Etwas schlichter gesagt: Mehr als an dem, was wir als uns gesichert erleben, erfreuen wir uns an uns abhanden gekommen oder uns genommen gewesen uns wiedergegebenem – ach du Unzulänglichkeit der menschlichen
Seele!“

 

So schreibt Julian Schutting. Aber ist es so? Müssen mir die Dinge abhanden kommen, dass ich ihren Wert entdecke? Kann ich mich erst dann von Herzen freuen, wenn ich das schon verloren Geglaubte durch glückliche Wendung wieder finde? Da ist schon was dran. Ein Mensch, ein Tier, ein Gegenstand, die mir tagtäglich begegnen, selbstverständlich da sind, sie werden zur Gewohnheit.
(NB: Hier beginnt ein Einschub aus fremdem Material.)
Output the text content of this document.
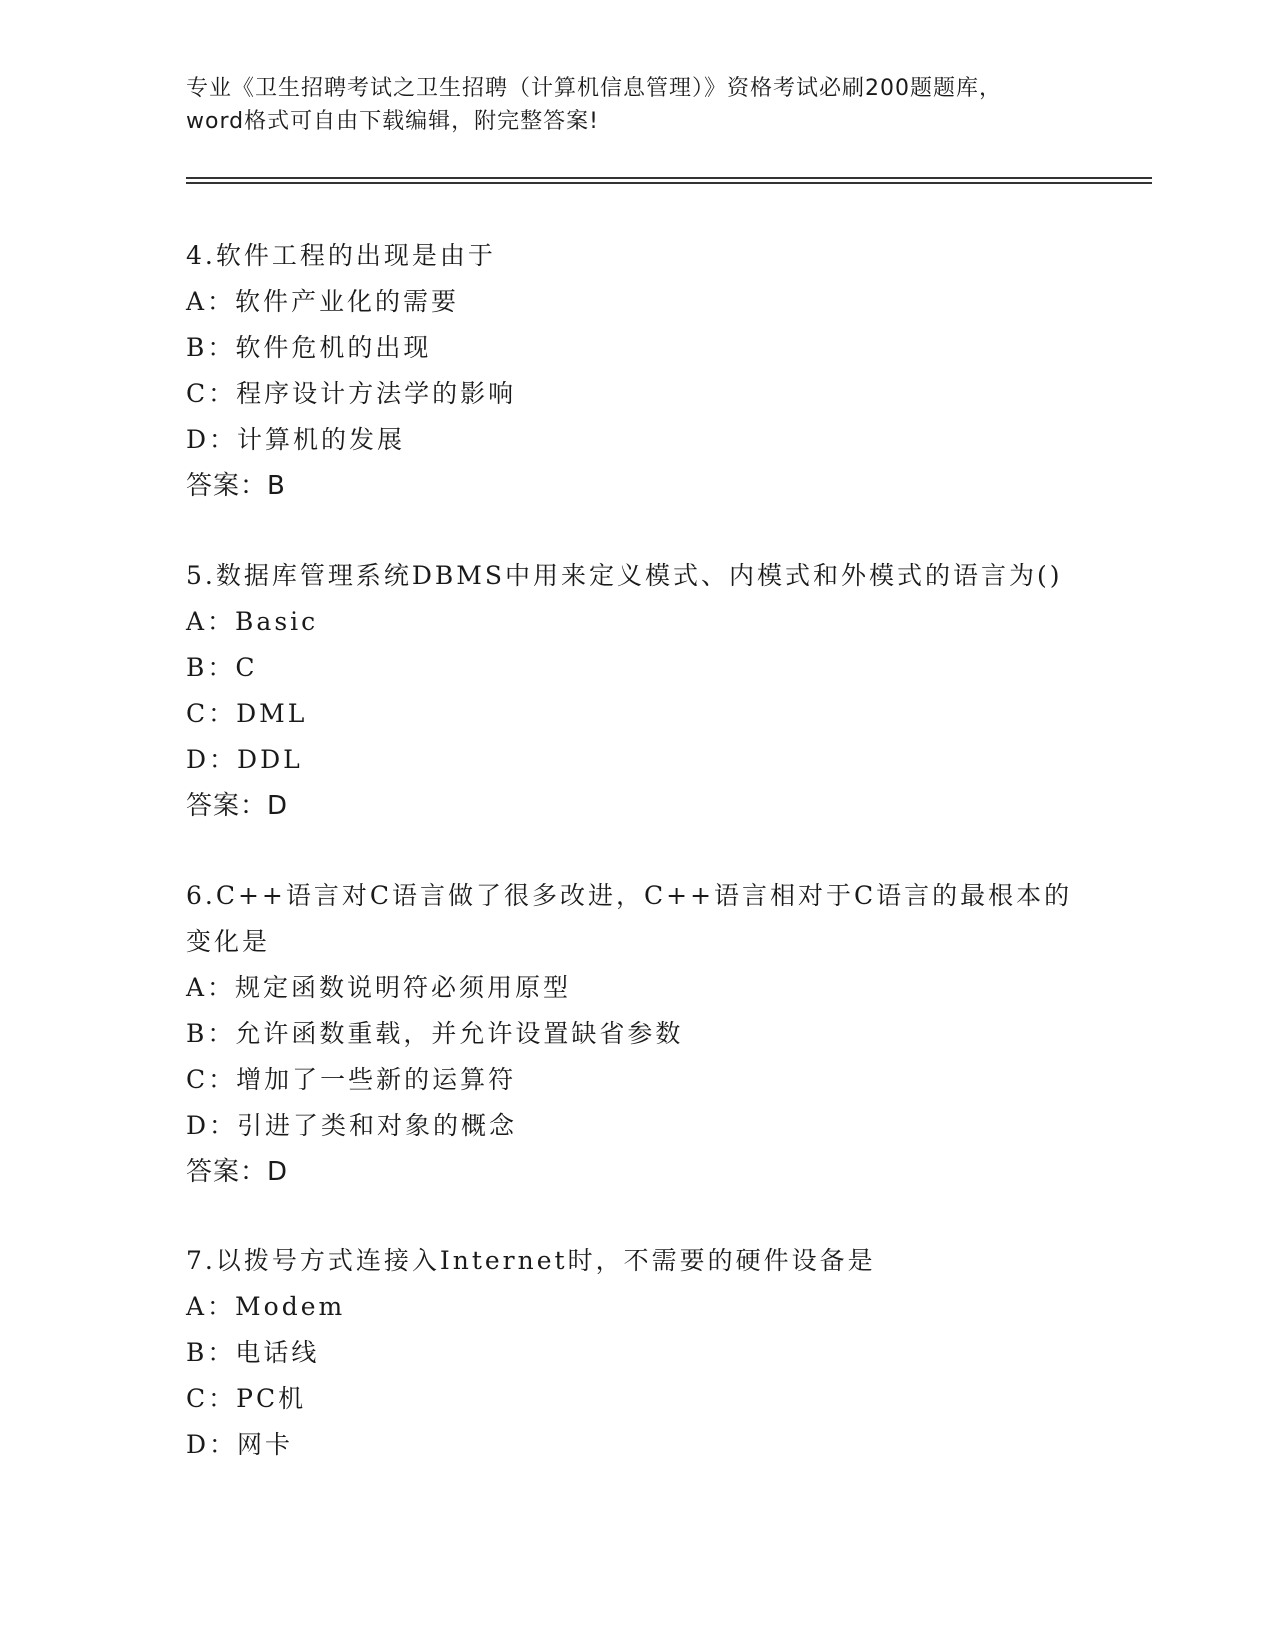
专业《卫生招聘考试之卫生招聘（计算机信息管理）》资格考试必刷200题题库，
word格式可自由下载编辑，附完整答案!
4.软件工程的出现是由于
A：软件产业化的需要
B：软件危机的出现
C：程序设计方法学的影响
D：计算机的发展
答案：B
5.数据库管理系统DBMS中用来定义模式、内模式和外模式的语言为()
A：Basic
B：C
C：DML
D：DDL
答案：D
6.C++语言对C语言做了很多改进，C++语言相对于C语言的最根本的
变化是
A：规定函数说明符必须用原型
B：允许函数重载，并允许设置缺省参数
C：增加了一些新的运算符
D：引进了类和对象的概念
答案：D
7.以拨号方式连接入Internet时，不需要的硬件设备是
A：Modem
B：电话线
C：PC机
D：网卡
Ich merke sie gar nicht mehr, nehme das Besondere ihrer Gegenwart gar nicht mehr wahr. Erst der Verlust macht mir klar, was ich in ihnen gehabt habe. Nun wüsste ich es. Aber nun ist es zu spät. Ich suche und suche, doch sie sind weg. Zum Glück nicht immer unwiederbringlich. Heftiges Suchen, Sehnsucht und oft auch Zufall lassen das Verlorene wieder auftauchen. Da ist es wieder, die Freude ist groß. Es nimmt seinen alten Platz ein und das Spiel wiederholt sich vielleicht. Bis es eines Tages kein Wiedersehen mehr gibt.

 

Aber könnte das alles nicht auch ganz anders sein? Wie wäre es, wenn ich Menschen, Tiere, Dinge nicht als festen Besitz sehe, etwas, das selbstverständlich da ist und zu mir gehört? Ich könnte all das auch als etwas betrachten, das nur vorübergehend bei mir ist, von dem ich mich eines Tages wieder verabschieden muss. Oder ich könnte es so anschauen, als wäre es mir fremd, gar nicht selbstverständlich und bekannt, als etwas, das ich Tag für Tag neu entdecken muss. Und als etwas, das sich von mir Tag für Tag neu finden, neu entdecken lässt. Das muss doch einen Unterschied machen, denke ich mir, wenn die Welt nicht einfach selbstverständlich da ist, verlässlich gleich und immer verfügbar. Und wenn ich mir klar werde, dass ich mich immer wieder auf die Suche nach der Welt machen muss, dass ich sie gar nicht anders erreiche als durch fortwährendes Suchen. Das macht doch einen Unterschied, wenn ich die Welt immer neu entdecke und wenn ich erfahre, dass mir Menschen, Tiere, Dinge immer neu geschenkt werden. Ja, geschenkt werden. Denn oft besteht kein logischer Zusammenhang zwischen Suche und Finden. Es scheint, als würden sich die Dinge suchen lassen, um sich dann gnädig zu erkennen zu geben. Schon die Schlüssel meiner Freundin machen das immer wieder vor.

 

Und so würde ich in einer Welt leben, wo mir nichts sicher ist. Wo sich mir alles immer wieder entzieht und sich von mir finden lässt. Immer wieder neu, wenn ich mich immer wieder auf die Suche mache nach dem Abwesenden. So begegnet mir in der Kunst die Welt immer wieder neu, wunderbar verwandelt vom Verlorenen ins Wiedergefundene. In der Musik begegnet mir das Gehörte immer wieder neu, als wäre es noch nie gehört worden. In der Dichtung lässt sich Sprache immer wieder neu entdecken, als würden die Worte eben erst jetzt die Augen öffnen. Nicht notwendig muss uns etwas entrissen werden, damit wir seine Kostbarkeit, das Glück seiner Gegenwart entdecken. Es genügt das Wissen, dass nichts ganz bei uns, dass es immer auch abwesend, immer auch in der Fremde ist. Es genügt die Sehnsucht nach dem Abwesenden, die Suche nach dem immer Fremden. Sie sind das Tor zur großen Freude, zum Glück immer neuen Findens. Der Mensch sucht Gott. Gott sucht den Menschen.